The Whitney Museum closed the doors on their Marcel Breuer building last fall. Their final show was a retrospective of Jeff Koons which filled four floors.
A light rain wasn't enough to keep the crowds away when John and I visited last October.
The line-up stretched right around the block.
No surprise really. Koons is one of America's most successful artists -- financially at least.
Hard to pass up a chance to see an extensive collection of his work.
I can see from the sign over the elevator that there is Koons art all the way from the lobby to the fourth floor. As is our ritual, we started on the top floor.
That put us amidst highlights from the Whitney's own collection. Myself and another visiter were caught by Pat Steir's September Evening Waterfall, 1991.
John and I are big fans of Brice Marden. Here's 3 Hydra Rocks, 2001-4.
And a detail.
The museum docent, facing us on the left, is explaining the two Ad Reinhardt paintings behind her.
The room featured a gorgeous Rothko. Four Darks in Red, 1958.
Here's the detail John's taking above.
Edward Hopper's fabulous Early Sunday Morning, 1930.

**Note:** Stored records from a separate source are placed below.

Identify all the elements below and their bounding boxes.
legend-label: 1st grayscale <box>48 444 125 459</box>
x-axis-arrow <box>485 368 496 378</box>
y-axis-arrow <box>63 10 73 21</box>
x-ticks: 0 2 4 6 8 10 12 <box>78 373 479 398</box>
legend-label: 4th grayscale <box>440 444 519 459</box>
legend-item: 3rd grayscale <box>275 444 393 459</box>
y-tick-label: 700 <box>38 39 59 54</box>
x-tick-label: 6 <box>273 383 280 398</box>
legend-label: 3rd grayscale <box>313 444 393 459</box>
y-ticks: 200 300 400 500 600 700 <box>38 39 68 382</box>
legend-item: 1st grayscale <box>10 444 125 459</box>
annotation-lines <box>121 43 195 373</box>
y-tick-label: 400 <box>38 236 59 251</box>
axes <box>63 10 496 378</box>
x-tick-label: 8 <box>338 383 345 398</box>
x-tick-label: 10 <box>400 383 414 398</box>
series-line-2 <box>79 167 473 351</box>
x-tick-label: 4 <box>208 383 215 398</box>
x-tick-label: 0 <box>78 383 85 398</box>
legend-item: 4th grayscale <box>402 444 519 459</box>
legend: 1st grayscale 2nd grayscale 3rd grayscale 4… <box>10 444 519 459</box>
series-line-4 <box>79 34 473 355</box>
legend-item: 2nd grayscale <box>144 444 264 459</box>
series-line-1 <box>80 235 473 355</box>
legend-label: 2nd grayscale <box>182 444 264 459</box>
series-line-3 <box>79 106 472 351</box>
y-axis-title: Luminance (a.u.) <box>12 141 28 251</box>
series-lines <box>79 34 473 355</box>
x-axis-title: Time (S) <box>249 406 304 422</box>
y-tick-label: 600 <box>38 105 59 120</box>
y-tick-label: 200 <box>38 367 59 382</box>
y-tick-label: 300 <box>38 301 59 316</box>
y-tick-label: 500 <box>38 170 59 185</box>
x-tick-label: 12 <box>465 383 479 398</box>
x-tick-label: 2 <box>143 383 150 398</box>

Gregory Crewdson's Untitled (north by northwest), 2004.
We can't resist Claes Oldenburg's drawings. In this proposal for a landscape sculpture the blueberry filling is slipping out of its crust.
On the way to the Koons, John caught this portrait in the Whitney stairwell.
We walked down to the fourth floor and at last entered the Koons Retrospective.
One of Mr Koons wonderful homages to kitsch with admirers.
That's John in the reflection.
We learned that some homages to kitsch are better than others.
We thought this stainless steel balloon rabbit was the best thing in the show.
Whatever else you may think of this image of Michael Jackson, it remains the largest ceramic sculpture ever fired.
We liked these glamorous sculptures. I guess we like the shiny ones.
Made in Heaven was an area of rampant
exhibitionism and vanity. Love the "bouquet" though.
But when Mr Koons is "on", he can really surprise us with creatures like this majestic poodle.
It was fun to see these early works -- vacuum cleaners in glass vitrines.
Early shiny things.
Koons came by his love of inflatables early. These are some of his earliest works.
We'll leave you with this telling early work -- sponges and a mirror.